I have been using Star San, which I also use for homebrewing. I figure if it can kill all the microbes in a carboy, it can kill the microbes on my pruners. I fill a red solo cup with water, add a drop of Star San, mix, and let the pruners sit in the water for 2 minutes.


#3

The best one for me is a blow torch. There are no known resistance against intense fire. A hand trigger ignited light weight blow torch used for soldering copper pipes is really good. Also after I do major cuts on the branches, I blow torch the cut areas before applying tar. It can quickly sterilize your metal equipments, from grafting knives to pruning shears… It’s organic and chemical free!


#4

Joe, do your tools not get corroded from the use of blowtorch?


#5

Depends upon what they’re made of. I usually clean with denatured 70% alcohol as it easily dissolves sap on my tools then about 5-15 seconds of blow torch to fry the microbes. Doesn’t affect my tools for ages now. You don’t need a long time to sterilize with blow torch.


#6

People used to say ‘bleach it’ in maybe 10% solution. Is that not sufficient?


#7

Read the article above. Bleach works but it is corrosive and is not as effective as Lysol or Pin-Sol or probably Joe’s blowtorch.


#8

Bleach can corrode some tools faster than fire. If you notice how stinky your clothes soaked in bleach after a while, you know that it isn’t effective against all types of microbes as some of them will thrive in it.

But fortunately many plant pathogens are killed by bleach until the stinky bleach loving microbes take over, and most aren’t plant pathogens but I can’t stand their smell. You can continue using bleach but as for me, nothing can have tolerance for fires.


#9

Years ago we used a blow torch on fowl ticks. There is certainly no resistance like you said for parasites either!
Thanks for the tip!


#10

Totally agree w/Joe. The surface tension of liquids can inhibit access to small crevices like minute scratches made by sharpening the blades.
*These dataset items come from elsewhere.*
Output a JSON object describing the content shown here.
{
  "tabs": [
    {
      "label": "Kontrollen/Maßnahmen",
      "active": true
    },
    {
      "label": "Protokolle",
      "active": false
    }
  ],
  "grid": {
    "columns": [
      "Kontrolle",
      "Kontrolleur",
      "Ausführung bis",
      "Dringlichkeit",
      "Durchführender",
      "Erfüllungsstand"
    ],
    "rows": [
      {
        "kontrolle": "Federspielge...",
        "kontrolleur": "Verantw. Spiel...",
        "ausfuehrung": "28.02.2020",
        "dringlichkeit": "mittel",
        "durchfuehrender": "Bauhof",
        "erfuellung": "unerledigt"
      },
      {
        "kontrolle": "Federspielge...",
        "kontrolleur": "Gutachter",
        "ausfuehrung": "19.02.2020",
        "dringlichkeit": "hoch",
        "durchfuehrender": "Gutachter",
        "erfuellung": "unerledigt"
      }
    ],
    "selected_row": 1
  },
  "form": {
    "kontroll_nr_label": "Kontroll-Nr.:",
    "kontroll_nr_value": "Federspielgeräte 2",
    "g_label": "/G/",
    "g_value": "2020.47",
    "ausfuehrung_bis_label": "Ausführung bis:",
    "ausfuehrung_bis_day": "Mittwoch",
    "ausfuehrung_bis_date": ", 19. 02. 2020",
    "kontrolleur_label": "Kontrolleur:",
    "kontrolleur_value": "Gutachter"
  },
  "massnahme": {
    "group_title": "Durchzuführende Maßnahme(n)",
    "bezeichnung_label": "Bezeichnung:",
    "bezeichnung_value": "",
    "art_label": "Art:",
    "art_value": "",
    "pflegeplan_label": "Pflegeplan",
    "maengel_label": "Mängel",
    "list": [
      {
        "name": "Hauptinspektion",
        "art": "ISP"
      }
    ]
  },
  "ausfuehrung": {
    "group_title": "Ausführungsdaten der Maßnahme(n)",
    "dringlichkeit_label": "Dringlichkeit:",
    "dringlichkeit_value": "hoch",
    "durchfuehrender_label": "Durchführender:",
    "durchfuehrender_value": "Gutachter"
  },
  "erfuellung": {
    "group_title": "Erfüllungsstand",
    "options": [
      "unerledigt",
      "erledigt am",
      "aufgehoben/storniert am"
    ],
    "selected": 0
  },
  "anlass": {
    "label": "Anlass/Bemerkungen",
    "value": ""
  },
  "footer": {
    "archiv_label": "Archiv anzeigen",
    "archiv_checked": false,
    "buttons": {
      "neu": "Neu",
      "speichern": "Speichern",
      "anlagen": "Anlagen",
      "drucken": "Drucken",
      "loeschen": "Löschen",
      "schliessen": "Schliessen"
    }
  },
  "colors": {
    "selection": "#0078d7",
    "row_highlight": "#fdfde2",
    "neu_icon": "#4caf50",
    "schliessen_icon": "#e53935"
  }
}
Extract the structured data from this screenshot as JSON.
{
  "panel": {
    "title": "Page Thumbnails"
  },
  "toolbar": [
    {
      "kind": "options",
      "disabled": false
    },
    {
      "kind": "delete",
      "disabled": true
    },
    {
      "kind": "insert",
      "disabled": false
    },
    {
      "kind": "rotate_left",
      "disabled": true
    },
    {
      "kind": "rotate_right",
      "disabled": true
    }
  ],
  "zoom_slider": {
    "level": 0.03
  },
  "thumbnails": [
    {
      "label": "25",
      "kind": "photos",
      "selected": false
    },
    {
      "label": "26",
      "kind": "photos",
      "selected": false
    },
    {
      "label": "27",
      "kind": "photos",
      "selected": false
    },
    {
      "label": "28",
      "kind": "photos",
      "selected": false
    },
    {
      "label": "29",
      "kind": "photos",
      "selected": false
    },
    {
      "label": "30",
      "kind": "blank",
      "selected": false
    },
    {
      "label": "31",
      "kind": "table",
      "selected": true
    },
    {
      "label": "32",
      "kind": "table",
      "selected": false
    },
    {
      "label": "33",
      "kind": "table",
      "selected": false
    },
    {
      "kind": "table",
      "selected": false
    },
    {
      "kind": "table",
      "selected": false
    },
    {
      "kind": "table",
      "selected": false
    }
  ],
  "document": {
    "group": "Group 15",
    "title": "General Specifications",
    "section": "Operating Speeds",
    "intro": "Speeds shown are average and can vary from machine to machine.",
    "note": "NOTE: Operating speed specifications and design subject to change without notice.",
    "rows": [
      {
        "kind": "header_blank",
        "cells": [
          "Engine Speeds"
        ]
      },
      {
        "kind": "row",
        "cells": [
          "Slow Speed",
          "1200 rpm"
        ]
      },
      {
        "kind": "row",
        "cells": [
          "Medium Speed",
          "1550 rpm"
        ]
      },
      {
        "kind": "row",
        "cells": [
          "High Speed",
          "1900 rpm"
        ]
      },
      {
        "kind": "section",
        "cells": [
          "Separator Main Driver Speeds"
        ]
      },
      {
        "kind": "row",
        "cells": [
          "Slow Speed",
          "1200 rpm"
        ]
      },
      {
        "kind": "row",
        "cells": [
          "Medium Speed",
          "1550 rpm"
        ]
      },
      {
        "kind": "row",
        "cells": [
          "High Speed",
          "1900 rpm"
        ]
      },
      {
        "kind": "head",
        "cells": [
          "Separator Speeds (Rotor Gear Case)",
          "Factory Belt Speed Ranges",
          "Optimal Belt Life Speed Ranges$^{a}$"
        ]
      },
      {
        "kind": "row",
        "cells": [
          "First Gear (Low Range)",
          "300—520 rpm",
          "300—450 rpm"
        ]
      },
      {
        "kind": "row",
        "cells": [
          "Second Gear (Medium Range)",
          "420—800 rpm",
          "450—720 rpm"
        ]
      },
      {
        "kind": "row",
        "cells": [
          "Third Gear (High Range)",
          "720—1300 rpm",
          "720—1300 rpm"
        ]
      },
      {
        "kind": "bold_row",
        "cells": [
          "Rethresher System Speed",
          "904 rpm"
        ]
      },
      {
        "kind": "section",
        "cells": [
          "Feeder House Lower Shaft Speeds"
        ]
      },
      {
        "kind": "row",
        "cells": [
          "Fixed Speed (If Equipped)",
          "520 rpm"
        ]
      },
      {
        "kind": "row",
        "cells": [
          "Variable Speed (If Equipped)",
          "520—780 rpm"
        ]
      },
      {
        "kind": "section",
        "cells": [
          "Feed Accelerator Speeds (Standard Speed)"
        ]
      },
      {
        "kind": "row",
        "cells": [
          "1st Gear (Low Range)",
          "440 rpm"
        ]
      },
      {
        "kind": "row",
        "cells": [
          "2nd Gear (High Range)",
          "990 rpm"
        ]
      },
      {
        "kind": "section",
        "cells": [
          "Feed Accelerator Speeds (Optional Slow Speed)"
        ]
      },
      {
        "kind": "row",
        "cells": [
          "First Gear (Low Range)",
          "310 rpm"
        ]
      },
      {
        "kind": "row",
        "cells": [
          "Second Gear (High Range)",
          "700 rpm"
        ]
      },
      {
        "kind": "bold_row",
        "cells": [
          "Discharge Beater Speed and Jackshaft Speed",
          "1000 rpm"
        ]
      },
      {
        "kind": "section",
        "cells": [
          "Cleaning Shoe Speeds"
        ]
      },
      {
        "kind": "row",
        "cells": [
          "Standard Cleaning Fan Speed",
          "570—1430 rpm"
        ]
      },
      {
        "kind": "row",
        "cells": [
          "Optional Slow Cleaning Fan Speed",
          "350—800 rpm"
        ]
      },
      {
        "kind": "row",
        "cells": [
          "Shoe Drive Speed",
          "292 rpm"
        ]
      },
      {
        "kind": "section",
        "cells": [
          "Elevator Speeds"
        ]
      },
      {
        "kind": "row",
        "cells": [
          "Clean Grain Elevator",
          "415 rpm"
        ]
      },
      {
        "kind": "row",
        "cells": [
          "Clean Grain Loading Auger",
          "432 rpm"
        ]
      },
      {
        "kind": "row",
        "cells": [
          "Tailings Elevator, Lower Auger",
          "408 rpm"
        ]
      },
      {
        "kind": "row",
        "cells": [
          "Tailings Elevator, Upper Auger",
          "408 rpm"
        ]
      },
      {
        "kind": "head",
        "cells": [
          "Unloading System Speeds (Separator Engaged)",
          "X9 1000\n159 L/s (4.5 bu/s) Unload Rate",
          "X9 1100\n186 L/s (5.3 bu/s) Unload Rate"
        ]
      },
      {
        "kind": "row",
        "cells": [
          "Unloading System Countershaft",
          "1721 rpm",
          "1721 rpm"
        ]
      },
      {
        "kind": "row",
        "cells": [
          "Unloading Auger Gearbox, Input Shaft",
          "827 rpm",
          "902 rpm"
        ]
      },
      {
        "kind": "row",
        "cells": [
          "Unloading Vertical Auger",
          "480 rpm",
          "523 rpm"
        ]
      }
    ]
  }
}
I’ve used a lighter.


#11

Yes JustAnne4! There’s also sap and microbial films on surfaces of tools. I do clean with alcohol first, mainly if the tools get dirty but the finishing touch is the blow torch.


#12

Yeah, metal corrosion can happen so I rinse well afterwards but I also don’t like the corrosive/kinda dangerous nature of bleach. I didn’t know that Lysol/Pinesol would work…I’ve used Isopropyl. Yah, I’ve gotta read the article.


#13

The lighter seems like a practical method. Is it as simple as holding the flame on the blade for about a minute?


#14

Well, you don’t need to take it that high in temp, and the length of time depends on the mass of the knife. You can get a ‘feel’ for it. This may sound kinda crude, but once your knife seems hot, put spit on your finger and then to your blade, and if it goes ssssstt on your blade then that is plenty hot. :blush:
I use a utility knife and the blade is thin so 1 minute would be too long - don’t wanna melt the holder. :wink:
Edit: it occurs to me that some may want to do larger items like saws. Then I guess the blow torch would be the weapon of choice although patient use of a lighter would likely work.


#15

I would not use a torch on any high carbon steel tools, the thin edges could easily lose their temper. Even using a grinding stone on them can draw out the temper from the edge. Stainless steels can handle more heat but the edge could still be overheated if not careful.


#16

Thanks. I use a simple metal box cutter for my grafting and occasional cuts. Replacement blades are inexpensive and if damaged from the heat they can easily be replaced.